A definição das gerações é arbitrária, certamente. É pouco. Mas dá a pensar. Até pra fugir do perigo da própria viagem se transformar numa busca por estar plenamente realizado e feliz sempre (e contando pra todo mundo que está feliz e sendo mais, mais, mais, mais pleno, com as peças de bicicleta mais geniais e as melhores histórias de todas e os melhores remédios pra depressão… rs) – como também se pode trazer das palavras da Maria Rita Kehl. Ou seja, essa obrigação de estar desejando e satisfazendo desejos, de estar sentindo TODOS os prazeres disponíveis. Esse perigo é de toda nossa “geração”. Daí que até desertores precisam estar atentos.
E, sejamos da “geração da moral do acúmulo” (lembrando que milhões começaram agora a conhecer o acúmulo no Brasil – talvez gerações se misturem que nem arcaico e moderno) ou da “geração dos prazeres obrigatórios e compulsórios”: há escolhas – todas elas serão tão efetivas e políticas quanto nós as fizermos ser.
Isso é post ou comentário?
O que importa é ver o sentido nas coisas…e quando isso não mais for possível…”se perder” para “se encontrar” é totalmente saudável… se perder em nossos sonhos…em nossas vontades. Fazer o que nos faz sentido…ou não…ser feliz!!!

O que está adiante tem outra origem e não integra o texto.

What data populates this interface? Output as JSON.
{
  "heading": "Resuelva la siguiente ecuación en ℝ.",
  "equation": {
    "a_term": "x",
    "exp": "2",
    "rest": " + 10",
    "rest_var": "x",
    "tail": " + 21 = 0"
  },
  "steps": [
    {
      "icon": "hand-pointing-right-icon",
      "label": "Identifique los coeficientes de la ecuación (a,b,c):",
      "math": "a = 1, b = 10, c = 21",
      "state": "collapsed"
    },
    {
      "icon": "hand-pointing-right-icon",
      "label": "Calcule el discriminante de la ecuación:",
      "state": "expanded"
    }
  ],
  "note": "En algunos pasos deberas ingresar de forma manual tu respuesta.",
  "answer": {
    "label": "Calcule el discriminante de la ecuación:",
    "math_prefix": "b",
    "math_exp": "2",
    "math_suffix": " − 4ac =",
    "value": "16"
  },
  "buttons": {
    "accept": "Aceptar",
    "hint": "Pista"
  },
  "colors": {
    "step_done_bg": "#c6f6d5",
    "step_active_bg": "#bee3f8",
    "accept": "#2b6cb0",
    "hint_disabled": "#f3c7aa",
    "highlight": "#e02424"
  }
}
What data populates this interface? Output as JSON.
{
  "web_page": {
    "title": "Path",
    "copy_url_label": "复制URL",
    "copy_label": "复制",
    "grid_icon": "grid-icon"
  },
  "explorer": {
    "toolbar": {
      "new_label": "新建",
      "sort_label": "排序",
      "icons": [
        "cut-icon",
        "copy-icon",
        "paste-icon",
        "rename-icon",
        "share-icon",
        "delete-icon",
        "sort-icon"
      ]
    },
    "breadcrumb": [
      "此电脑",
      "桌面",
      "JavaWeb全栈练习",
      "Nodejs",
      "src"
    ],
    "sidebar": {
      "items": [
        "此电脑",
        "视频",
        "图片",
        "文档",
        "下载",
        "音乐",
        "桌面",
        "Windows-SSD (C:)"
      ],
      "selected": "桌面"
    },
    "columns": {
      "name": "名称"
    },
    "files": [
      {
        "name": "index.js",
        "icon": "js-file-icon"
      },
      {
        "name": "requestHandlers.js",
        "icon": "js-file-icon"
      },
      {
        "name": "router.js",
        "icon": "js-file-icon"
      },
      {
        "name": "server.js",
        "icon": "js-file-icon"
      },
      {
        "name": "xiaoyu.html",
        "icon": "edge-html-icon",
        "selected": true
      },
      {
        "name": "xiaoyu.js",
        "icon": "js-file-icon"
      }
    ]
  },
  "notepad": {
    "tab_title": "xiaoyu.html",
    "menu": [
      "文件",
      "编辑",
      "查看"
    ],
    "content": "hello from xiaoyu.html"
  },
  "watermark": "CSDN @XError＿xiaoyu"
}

Muito bom Fabrício. Ainda não tinha pego todo o enredo. Realidade é aos poucos e para poucos. Mas o que é essa tal realidade? É uma versão pessoal? O que somos de fato e o que nos faz nos definirmos por argumentos? Diria que… nada, é melhor que cada um fale por si e para quem for próximo, quando dá. A vida é experiência única e nos apropriarmos da nossa própria é a maior vitória. Nos deixarmos conduzir pela combinação dos humores decorrentes das emoções e da razão. Apurar a forma e ser feliz (não, não, já é conceito). Beijos e amor.